Balades en famille, procession pour la paix, défilés de Pères Noël, innombrables chorales, parents à la recherche des cadeaux oubliés… Comme chaque année, qu'il vente, qu'il pleuve ou qu'il neige, durant les quelques jours qui on précédé le 25 décembre, les Islandais se sont rendus massivement dans les rues de la ville.
Pour Kisan, le concept store de nos amis Thorunn et Olivier, la période constitue un enjeu commercial important. L'année dernière, pour rendre service, j'avais proposé mon aide. N’ayant pas la dextérité requise pour emballer les cadeaux et ne parlant pas un traître mot d’islandais, je fus placé à l’entrée de la boutique. Une sorte d’agent de sécurité. Muet. Souriant machinalement toutes les 10 secondes, aux clients qui entraient. Observant les autres pour prévenir les vols. Et m’assurant qu’aucun type éméché n’envisage d’expéditions vomitives à l’intérieur. Du haut de mes 172 cm pour une soixantaine de kilos, je veillais. Erreur manifeste de casting.
Des hommes entrés chez Kisan, j'en vis quelques dizaines ; le plus petit devait faire 1,80 m. De largeur d’épaule. Alors en apercevant Grincheux campé devant la porte, droit comme un « i », la main droite sur le poignet gauche, à la façon d’un garde du corps, les gens durent s’interroger. Imperturbable, je tins mon rôle. Dissimulant la fragilité de mes pectoraux et m’efforçant de passer pour un champion d’arts martiaux. L’œil torve, le sourire assuré du gaillard qui ne doute de rien, prêt à terrasser 30 mastodontes d’un kata mawashi. Version Peter Sellers, alias Inspecteur Clouseau dans la Panthère Rose. La chance fut de mon côté ; mon intervention ne fut pas requise. Le bluff avait heureusement fonctionné.
Pendant les 2 jours de ma présence, je croisai plus de 500 personnes. Je trouvais plutôt amusant d’observer les visages et les attitudes. De tenter d’imaginer qui étaient ces gens ou ce qu’ils faisaient. La plupart m’ignorait poliment. Certains me sourirent ou me saluèrent en entrant. Le plus souvent des femmes d’ailleurs. Les hommes demeurèrent perplexes en me voyant.
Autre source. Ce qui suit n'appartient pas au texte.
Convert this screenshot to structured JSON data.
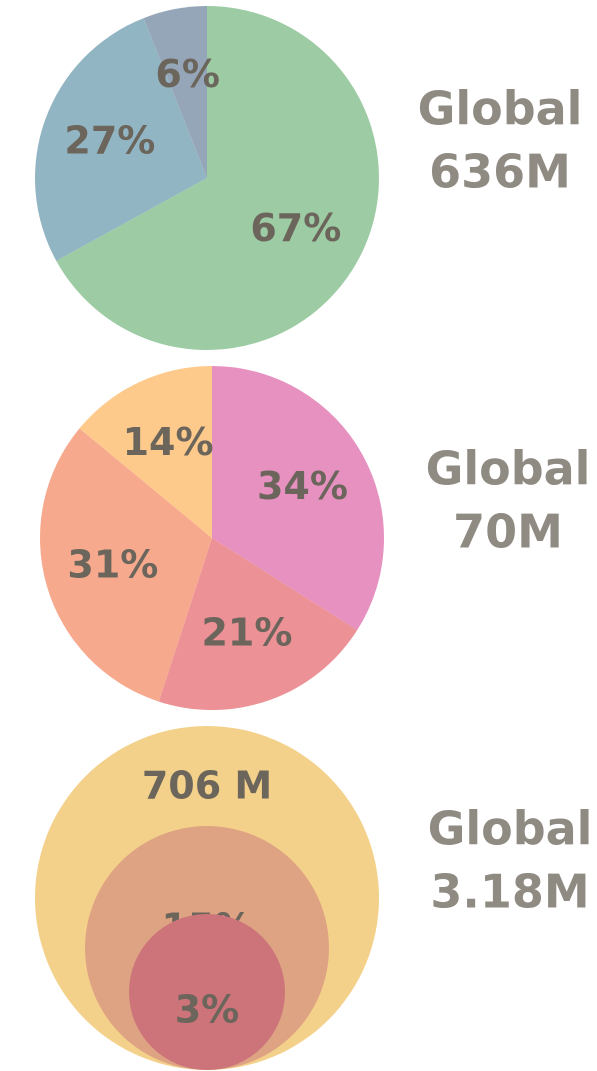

Dames sophistiquées, enfants turbulents, maris épuisés, désirs adolescents… le monde entier entrait, dans toute sa diversité, dans les 100 m2 du magasin. À droite, un groupe d’amis se saluaient ; à côté, d’autres échangeaient leurs vœux dans les allées. Ici des parents indécis se consultaient avant d’acheter un ours polaire géant, un peu plus loin deux immenses poussettes avec des roues de 4x4 stationnaient près des étals, obstruant le passage et obligeant les clients à d’invraisemblables contorsions pour se frayer un chemin. Devant un miroir, une jeune fille cherchait désespérément le regard d’approbation de sa maman en essayant une chapka de luxe.
Hommes, femmes, enfants entrèrent et sortirent dans un flot ininterrompu de formes et de couleurs disparates.
Véritable marée humaine accélérée.
Les paroles familières de Paris Combo se mêlaient au brouhaha des vœux en version originale.
Étrange symphonie.
Près de la porte d’entrée, que je finis par laisser ouverte en dépit du froid, compte tenu de l’incessant va-et-vient d’êtres humains, les parfums raffinés se mélangeaient aux odeurs fortes des saucisses vendues dans la rue.
Des queues se formèrent à l’intérieur comme à l’extérieur et, après agent de sécurité, je dus m’improviser agent de la circulation pour faciliter la sortie des premiers et saluer l’entrée des seconds. Sans mot sortir, bien entendu.
Mes mains quittèrent leur élégante et sereine position de garde pour se mouvoir avec la précision d’un automate. La main droite se levait, péremptoire et inflexible, pour arrêter une file, tandis que la gauche, fluide et amicale, assortie d’un sourire bienveillant, faisait signe à l’autre d’entrer.
Je dirigeai la marche du monde. Je commandai aux géants Islandais. Le plus étonnant, c’est qu’ils m'obéirent, dociles. Ou bien compréhensifs. Je fus quoiqu'il en soit ravi d’user et d’abuser de cet excès d’autorité au pays de la démesure.
Hier, 25 décembre, la vague humaine s’est intégralement retirée, laissant la ville dans un silence de fin du monde et n’offrant aux rares touristes présents que le spectacle d’une cité comme endeuillée.